FWIW, I think jailbreaking is less of a concern than mass surveillance activity being simply indistinguishable from innocuous use, since without surrounding context it could look like ordinary data analysis. Perhaps it could be detected from large-scale patterns of usage, but this would be quite different from settings like bio/cyber, and it seems rough for OpenAI’s first real-world attempt at this to be in a classified ZDR setting, with no meaningful contractual recourse if detection or targeted blocking turns out to be harder than you predict.
I am sympathetic to the case that it could still be worth taking the contract to support the government’s use of AI (modulo not pushing back more on the SCR designation before doing so), but I don’t agree with the presentation of the technical challenge as familiar territory.

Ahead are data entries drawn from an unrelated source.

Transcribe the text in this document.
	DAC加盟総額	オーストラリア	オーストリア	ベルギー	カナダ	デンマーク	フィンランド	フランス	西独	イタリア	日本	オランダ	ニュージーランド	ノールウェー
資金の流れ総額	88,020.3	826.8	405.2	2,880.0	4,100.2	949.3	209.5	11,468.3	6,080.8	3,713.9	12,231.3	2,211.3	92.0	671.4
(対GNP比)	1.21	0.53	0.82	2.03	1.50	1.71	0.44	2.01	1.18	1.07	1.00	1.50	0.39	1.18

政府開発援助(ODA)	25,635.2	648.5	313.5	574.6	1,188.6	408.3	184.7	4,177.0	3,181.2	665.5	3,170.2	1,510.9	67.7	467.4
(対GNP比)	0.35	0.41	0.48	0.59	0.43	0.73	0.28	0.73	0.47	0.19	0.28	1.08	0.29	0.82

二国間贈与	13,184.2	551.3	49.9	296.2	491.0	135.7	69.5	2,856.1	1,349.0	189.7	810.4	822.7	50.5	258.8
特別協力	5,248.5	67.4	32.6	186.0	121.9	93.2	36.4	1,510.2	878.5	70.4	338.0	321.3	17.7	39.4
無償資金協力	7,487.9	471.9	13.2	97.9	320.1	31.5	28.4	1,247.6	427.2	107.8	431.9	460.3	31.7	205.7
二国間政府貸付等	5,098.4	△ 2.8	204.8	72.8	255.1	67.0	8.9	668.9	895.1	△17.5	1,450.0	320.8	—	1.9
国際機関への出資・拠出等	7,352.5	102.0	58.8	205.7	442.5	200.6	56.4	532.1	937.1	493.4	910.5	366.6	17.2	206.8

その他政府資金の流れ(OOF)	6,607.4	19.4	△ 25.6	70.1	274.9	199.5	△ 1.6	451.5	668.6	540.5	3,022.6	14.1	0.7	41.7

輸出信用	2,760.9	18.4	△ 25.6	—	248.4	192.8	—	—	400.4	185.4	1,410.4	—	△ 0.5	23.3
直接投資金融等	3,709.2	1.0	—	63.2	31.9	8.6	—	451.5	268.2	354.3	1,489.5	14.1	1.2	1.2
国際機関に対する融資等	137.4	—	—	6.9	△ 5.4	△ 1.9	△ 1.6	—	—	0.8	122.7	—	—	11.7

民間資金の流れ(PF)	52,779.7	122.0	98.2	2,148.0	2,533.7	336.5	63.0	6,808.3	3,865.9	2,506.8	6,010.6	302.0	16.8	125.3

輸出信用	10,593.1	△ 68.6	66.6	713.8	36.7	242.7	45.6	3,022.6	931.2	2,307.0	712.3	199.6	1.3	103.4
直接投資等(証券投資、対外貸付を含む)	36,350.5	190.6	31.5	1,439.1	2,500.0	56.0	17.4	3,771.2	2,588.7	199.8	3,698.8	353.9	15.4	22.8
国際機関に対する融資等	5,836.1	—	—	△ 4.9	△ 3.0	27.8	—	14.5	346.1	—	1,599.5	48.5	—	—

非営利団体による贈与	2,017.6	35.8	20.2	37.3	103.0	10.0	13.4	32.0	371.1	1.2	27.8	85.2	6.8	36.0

I agree that there are qualitative similarities, so perhaps we should be quantitative about it. Assuming for the sake of argument that the DoW were acting in bad faith and plans to use OpenAI’s services to conduct domestic mass surveillance (legally), how likely do you think it is that OpenAI would be able to prevent this? Given the difficulties I mentioned (indistinguishable from innocuous use, problematic only in aggregate, novel setting, classified, ZDR, no meaningful contractual recourse), it would seem like a big stretch to reach ~50% confidence in my opinion, even with considerable effort on OpenAI’s part.
Perhaps you think it’s unlikely that the DoW is acting in bad faith, but if so, it’s good to be clear about whether this is a load-bearing assumption.